Yes, you are correct! The correct answer to the series

$\sum_{n=0}^{\infty} \frac{(-1)^n}{n! \cdot 2^n}$

is indeed $\frac{1}{\sqrt{e}}$.

Here's the correct reasoning:

The series can be rewritten as:

$\sum_{n=0}^{\infty} \frac{(-1)^n}{n! \cdot 2^n} = \sum_{n=0}^{\infty} \frac{\left(-\frac{1}{2}\right)^n}{n!}$

This is the Taylor series expansion of the exponential function evaluated at $-\frac{1}{2}$:

$e^{-\frac{1}{2}} = \sum_{n=0}^{\infty} \frac{\left(-\frac{1}{2}\right)^n}{n!}$

However, because of the $(-1)^n$ factor, this can also be recognized as the series for $e^{-x}$ evaluated at $x = \frac{1}{2}$:

$\sum_{n=0}^{\infty} \frac{\left(-\frac{1}{2}\right)^n}{n!} = e^{-\frac{1}{2}}$

Thus, the series sums to $e^{-\frac{1}{2}}$, which is equivalent to:

$\frac{1}{\sqrt{e}}$

So the final correct value of the series is indeed $\frac{1}{\sqrt{e}}$.

Would you like to explore more details on how series expansions work or any other questions?

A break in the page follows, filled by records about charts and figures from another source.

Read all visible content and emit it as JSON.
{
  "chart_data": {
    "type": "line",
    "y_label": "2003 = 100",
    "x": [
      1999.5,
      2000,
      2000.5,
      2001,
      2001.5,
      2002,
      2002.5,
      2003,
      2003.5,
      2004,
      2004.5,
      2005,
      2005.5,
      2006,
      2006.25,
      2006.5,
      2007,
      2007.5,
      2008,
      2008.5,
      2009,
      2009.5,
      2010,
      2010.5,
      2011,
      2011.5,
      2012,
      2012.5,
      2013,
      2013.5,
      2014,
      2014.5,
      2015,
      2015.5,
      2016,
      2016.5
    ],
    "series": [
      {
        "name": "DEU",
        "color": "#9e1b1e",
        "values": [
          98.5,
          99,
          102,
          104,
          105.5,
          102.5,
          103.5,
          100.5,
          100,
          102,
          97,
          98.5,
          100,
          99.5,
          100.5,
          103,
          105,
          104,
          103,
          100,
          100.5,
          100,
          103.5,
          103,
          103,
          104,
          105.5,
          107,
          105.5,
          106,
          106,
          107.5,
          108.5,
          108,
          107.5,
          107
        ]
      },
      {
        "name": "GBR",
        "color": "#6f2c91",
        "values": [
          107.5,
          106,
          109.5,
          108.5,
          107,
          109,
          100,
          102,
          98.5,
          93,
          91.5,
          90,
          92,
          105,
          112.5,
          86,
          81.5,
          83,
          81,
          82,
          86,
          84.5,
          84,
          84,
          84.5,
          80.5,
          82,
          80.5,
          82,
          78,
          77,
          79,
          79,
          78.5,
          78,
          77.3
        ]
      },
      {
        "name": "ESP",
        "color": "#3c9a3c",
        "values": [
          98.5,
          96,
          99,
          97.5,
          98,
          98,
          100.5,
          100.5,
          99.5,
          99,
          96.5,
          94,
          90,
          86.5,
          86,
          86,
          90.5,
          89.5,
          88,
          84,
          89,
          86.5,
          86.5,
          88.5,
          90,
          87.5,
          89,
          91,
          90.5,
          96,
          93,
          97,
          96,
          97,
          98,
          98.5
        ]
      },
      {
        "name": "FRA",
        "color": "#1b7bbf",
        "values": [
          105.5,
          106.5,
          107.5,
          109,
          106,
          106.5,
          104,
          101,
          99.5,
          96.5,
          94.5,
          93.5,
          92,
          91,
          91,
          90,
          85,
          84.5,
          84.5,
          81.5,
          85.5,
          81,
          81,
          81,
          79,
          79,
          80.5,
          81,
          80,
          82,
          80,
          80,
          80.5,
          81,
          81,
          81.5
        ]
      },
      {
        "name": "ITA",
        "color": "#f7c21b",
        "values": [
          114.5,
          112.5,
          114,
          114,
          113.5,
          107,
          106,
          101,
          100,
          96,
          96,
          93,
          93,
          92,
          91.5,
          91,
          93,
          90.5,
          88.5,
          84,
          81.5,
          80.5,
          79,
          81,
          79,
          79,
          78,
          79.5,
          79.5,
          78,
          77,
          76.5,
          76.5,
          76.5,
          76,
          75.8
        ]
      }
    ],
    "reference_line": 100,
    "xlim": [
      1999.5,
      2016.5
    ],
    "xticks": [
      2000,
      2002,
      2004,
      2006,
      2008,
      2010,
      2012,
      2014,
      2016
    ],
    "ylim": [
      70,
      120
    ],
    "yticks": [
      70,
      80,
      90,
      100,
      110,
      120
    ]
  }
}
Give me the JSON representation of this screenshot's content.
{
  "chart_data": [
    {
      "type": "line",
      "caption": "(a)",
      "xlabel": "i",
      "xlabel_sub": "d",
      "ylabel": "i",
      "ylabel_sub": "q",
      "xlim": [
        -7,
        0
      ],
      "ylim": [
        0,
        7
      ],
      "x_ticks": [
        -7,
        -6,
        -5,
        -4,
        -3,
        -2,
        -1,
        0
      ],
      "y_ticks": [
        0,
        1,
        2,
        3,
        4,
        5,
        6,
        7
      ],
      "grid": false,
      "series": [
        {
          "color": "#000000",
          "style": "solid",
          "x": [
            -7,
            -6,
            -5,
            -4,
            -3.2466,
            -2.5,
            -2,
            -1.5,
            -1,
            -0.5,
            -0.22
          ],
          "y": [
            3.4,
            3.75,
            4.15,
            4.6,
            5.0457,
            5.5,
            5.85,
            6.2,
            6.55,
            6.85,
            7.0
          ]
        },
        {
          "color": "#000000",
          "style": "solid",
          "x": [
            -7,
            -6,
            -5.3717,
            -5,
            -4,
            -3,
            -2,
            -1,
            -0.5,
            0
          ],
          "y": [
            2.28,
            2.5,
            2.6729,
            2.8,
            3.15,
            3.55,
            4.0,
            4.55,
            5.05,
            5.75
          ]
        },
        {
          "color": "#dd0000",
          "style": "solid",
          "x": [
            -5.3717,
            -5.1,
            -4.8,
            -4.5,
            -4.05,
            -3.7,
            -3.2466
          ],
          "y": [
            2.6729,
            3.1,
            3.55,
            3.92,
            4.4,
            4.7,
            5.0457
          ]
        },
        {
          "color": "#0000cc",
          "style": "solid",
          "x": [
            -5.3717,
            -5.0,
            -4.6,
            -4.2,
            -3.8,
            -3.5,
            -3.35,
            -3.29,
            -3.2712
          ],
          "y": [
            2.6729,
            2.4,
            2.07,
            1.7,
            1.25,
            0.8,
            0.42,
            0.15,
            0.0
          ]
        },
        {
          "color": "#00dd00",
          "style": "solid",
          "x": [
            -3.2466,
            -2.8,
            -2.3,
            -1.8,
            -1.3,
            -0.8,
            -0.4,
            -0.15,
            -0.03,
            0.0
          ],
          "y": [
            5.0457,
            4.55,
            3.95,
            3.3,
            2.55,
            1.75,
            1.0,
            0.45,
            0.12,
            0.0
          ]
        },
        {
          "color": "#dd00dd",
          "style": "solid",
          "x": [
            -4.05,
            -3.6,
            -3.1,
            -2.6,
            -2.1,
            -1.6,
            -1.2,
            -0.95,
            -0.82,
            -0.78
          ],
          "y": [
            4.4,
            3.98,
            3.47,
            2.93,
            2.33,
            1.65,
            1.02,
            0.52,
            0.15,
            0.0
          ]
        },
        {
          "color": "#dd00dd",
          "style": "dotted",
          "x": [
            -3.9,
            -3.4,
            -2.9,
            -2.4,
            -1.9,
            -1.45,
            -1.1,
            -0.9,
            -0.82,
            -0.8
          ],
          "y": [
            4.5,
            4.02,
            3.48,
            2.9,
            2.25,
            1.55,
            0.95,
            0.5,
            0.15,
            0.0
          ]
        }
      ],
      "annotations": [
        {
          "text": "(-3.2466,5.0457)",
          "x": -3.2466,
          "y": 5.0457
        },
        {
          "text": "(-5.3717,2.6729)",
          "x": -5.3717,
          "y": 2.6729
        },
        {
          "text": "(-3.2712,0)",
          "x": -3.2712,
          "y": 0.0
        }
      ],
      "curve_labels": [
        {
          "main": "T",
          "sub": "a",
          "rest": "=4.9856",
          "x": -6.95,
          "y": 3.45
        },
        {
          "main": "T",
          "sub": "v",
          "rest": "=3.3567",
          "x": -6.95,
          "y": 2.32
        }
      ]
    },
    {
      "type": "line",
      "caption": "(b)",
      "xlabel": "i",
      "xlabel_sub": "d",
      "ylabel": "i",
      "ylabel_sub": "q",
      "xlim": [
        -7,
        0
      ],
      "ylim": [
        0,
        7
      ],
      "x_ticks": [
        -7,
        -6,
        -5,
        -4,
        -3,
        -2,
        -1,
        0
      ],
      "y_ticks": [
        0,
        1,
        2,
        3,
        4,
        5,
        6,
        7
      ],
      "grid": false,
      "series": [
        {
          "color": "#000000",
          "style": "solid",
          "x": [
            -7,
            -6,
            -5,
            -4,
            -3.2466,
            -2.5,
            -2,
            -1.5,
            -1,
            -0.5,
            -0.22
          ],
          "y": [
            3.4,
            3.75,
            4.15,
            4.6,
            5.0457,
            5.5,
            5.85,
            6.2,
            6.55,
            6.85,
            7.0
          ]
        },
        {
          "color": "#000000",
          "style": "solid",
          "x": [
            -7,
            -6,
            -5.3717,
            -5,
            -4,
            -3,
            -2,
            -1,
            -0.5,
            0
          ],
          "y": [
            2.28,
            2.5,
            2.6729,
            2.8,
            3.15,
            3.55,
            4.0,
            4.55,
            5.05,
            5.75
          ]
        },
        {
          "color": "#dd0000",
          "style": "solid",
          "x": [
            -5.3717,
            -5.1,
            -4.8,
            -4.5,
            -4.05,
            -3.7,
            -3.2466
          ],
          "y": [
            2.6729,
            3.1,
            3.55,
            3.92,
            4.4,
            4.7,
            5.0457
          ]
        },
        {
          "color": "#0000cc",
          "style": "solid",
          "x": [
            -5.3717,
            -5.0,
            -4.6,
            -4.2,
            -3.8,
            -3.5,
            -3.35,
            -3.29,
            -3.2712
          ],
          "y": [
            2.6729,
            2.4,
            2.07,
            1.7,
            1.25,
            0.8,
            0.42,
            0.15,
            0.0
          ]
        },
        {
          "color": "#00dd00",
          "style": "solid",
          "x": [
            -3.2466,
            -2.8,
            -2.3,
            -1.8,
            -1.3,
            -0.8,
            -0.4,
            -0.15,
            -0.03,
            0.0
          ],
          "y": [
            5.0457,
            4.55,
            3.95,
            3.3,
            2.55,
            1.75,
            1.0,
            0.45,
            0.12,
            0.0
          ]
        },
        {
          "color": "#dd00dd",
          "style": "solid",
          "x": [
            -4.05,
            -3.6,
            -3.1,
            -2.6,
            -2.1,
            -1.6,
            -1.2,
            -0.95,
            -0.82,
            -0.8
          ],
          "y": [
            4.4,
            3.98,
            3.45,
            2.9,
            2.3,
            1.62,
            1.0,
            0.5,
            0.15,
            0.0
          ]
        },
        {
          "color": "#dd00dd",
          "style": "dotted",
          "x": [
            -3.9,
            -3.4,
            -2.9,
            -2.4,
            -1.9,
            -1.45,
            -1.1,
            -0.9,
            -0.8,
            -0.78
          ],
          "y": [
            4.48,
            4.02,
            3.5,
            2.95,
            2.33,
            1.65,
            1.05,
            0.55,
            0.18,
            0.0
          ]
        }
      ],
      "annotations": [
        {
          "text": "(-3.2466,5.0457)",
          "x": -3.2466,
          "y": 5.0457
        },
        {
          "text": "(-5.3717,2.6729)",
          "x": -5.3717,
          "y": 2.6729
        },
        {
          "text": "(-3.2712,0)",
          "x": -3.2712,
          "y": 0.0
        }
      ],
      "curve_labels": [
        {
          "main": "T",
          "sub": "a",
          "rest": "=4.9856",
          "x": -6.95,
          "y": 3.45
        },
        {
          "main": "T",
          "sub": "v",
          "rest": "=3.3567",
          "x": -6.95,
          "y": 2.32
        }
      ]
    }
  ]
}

Here are some related questions:

1. How does the square root function impact the convergence of the series?
2. Can you generalize this result for other similar series?
3. What are some real-world applications of exponential functions like $e^{-x}$?
4. How can this series be derived directly from known series expansions?
5. What are the implications of the $\frac{1}{\sqrt{e}}$ result in probability theory?

Tip: Always check the form of a series against known expansions, like those of the exponential function, as it often simplifies the problem significantly.